改訂新版 世界大百科事典 「エンマムシ」の意味・わかりやすい解説
エンマムシ
Hister jekeli
甲虫目エンマムシ科の昆虫。からだは漆黒色。胸部背面の各側縁は1本の溝で縁取られる。体長約10mm。日本全土のほか,朝鮮半島,中国にも分布する。春から秋まで出現し,動物の死骸,獣糞などに集まり,成虫,幼虫ともハエの幼虫を捕食する。

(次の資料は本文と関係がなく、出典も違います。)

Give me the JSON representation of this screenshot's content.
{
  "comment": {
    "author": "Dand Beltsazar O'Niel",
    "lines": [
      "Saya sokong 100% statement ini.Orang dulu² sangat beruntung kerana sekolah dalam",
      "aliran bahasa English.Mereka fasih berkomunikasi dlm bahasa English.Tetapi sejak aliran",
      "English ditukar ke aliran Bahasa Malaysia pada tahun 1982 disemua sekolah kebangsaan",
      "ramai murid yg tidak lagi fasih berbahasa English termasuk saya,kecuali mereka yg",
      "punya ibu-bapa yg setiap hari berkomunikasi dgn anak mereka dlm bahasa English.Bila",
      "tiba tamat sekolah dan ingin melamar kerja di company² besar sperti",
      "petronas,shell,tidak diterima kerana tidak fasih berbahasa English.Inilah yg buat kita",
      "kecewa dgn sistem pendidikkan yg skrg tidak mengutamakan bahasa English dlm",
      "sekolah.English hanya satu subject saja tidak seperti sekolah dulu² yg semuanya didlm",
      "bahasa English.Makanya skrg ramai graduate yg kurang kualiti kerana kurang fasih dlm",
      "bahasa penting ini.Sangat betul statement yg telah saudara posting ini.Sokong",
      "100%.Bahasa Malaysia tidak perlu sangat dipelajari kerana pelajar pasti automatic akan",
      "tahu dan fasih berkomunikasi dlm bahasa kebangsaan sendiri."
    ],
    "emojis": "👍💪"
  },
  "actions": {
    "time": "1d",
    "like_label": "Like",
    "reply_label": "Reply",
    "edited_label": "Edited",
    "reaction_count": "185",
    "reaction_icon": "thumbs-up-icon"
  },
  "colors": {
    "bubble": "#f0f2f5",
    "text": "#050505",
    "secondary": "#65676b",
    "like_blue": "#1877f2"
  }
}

エンマムシ科Histeridae(英名hister beetle,prop beetle,steel beetle)は世界から約4000種,日本からも100種以上が知られている。触角と脚は短く,触角はひじ状に曲がり,先は球状。脚の一部(脛節(けいせつ))はへら状で穴掘りに適している。危険を感ずるとカメのように,丸みを帯びたからだの下に頭部と脚を引っこめる。枯木,朽木,樹液,キノコなどにも生息し,いずれも昆虫などの小動物を捕食する。枯木に生活するヒラタエンマムシ類,ナガエンマムシ類,ツツエンマムシ類は成虫,幼虫ともキクイムシの天敵として有益である。エンマムシ科の幼虫は鎌状の歯をもち,腹部の末端には2個の環節からなる1対の突起がある。各体節の背面に深い横じわがあり,胸脚は著しく小さい。